I'm getting very weird results with edge_ngram tokenizer I'm using for autocomplete. I'm trying to figure out how to make my results more relevant. I copied the example from the elasticsearch documentation.

I have documents with the following descriptions:

  • "Apples, raw, without skin"
  • "Apples, raw, golden delicious, with skin",
  • "APPLEBEE'S, chili"
  • "Babyfood, fruit, applesauce, junior"

If i search for apple, "APPLEBEE'S, chili" will get higher score than "Apples, raw, without skin"
If i search for apples, "Babyfood, fruit, applesauce, junior" will get higher score than "Apples, raw, golden delicious, with skin"

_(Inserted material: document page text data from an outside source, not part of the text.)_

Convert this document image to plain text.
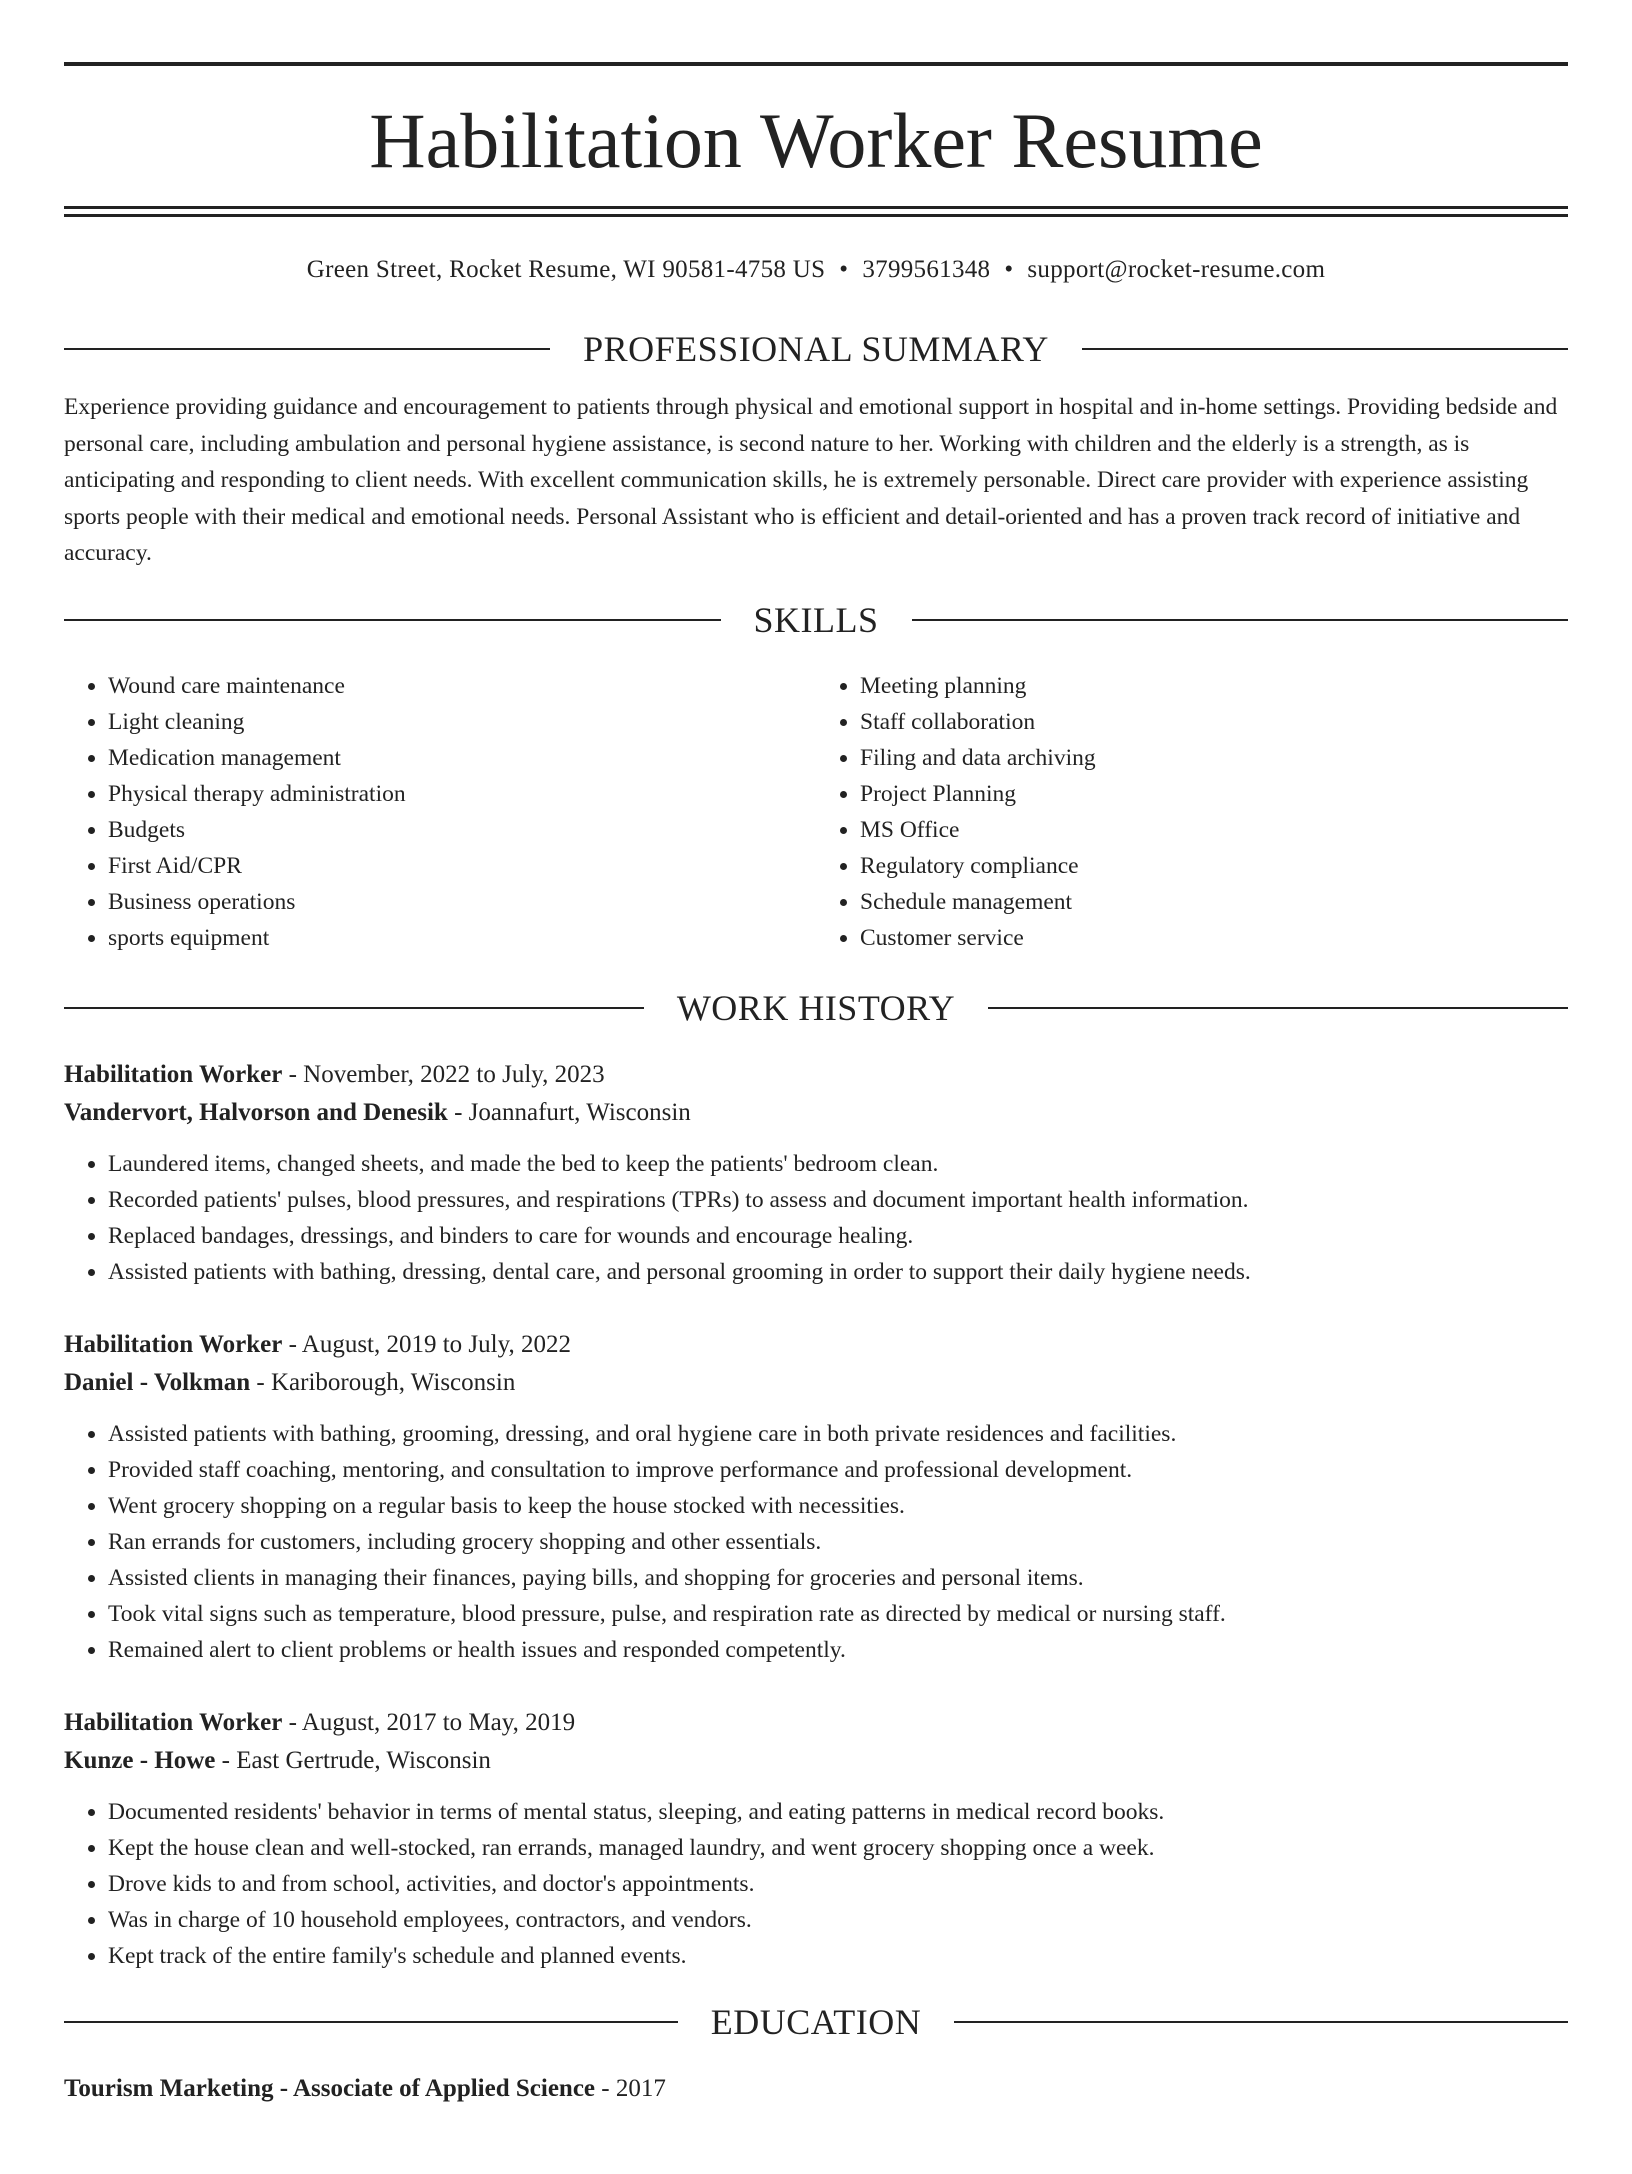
Habilitation Worker Resume
Green Street, Rocket Resume, WI 90581-4758 US • 3799561348 • support@rocket-resume.com
PROFESSIONAL SUMMARY

Experience providing guidance and encouragement to patients through physical and emotional support in hospital and in-home settings. Providing bedside and personal care, including ambulation and personal hygiene assistance, is second nature to her. Working with children and the elderly is a strength, as is anticipating and responding to client needs. With excellent communication skills, he is extremely personable. Direct care provider with experience assisting sports people with their medical and emotional needs. Personal Assistant who is efficient and detail-oriented and has a proven track record of initiative and accuracy.

SKILLS
• Wound care maintenance
• Light cleaning
• Medication management
• Physical therapy administration
• Budgets
• First Aid/CPR
• Business operations
• sports equipment
• Meeting planning
• Staff collaboration
• Filing and data archiving
• Project Planning
• MS Office
• Regulatory compliance
• Schedule management
• Customer service
WORK HISTORY
Habilitation Worker - November, 2022 to July, 2023
Vandervort, Halvorson and Denesik - Joannafurt, Wisconsin
• Laundered items, changed sheets, and made the bed to keep the patients' bedroom clean.
• Recorded patients' pulses, blood pressures, and respirations (TPRs) to assess and document important health information.
• Replaced bandages, dressings, and binders to care for wounds and encourage healing.
• Assisted patients with bathing, dressing, dental care, and personal grooming in order to support their daily hygiene needs.
Habilitation Worker - August, 2019 to July, 2022
Daniel - Volkman - Kariborough, Wisconsin
• Assisted patients with bathing, grooming, dressing, and oral hygiene care in both private residences and facilities.
• Provided staff coaching, mentoring, and consultation to improve performance and professional development.
• Went grocery shopping on a regular basis to keep the house stocked with necessities.
• Ran errands for customers, including grocery shopping and other essentials.
• Assisted clients in managing their finances, paying bills, and shopping for groceries and personal items.
• Took vital signs such as temperature, blood pressure, pulse, and respiration rate as directed by medical or nursing staff.
• Remained alert to client problems or health issues and responded competently.
Habilitation Worker - August, 2017 to May, 2019
Kunze - Howe - East Gertrude, Wisconsin
• Documented residents' behavior in terms of mental status, sleeping, and eating patterns in medical record books.
• Kept the house clean and well-stocked, ran errands, managed laundry, and went grocery shopping once a week.
• Drove kids to and from school, activities, and doctor's appointments.
• Was in charge of 10 household employees, contractors, and vendors.
• Kept track of the entire family's schedule and planned events.
EDUCATION
Tourism Marketing - Associate of Applied Science - 2017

In both cases I would like to have higher score for the more relevant closer/shorter match (ie. apples when I search for apple or apples

My settings are:

"settings": {
  "analysis": {
    "analyzer": {
      "autocomplete": {
        "tokenizer": "autocomplete",
        "filter": [
          "lowercase",
          "asciifolding"
        ]
      },
      "autocomplete_search": {
        "tokenizer": "lowercase"
      }
    },
    "tokenizer": {
      "autocomplete": {
        "type": "edge_ngram",
        "min_gram": 2,
        "max_gram": 20,
        "token_chars": [
          "letter"
        ]
      }
    }
  }
},

query:

"query": {
    "match": {
      "description": {
          "query": "apple", 
          "operator": "and"
        }
    }
  }

What do I have to do to get the more relevant results score higher?

Thanks,
Gabor

This topic was automatically closed 28 days after the last reply. New replies are no longer allowed.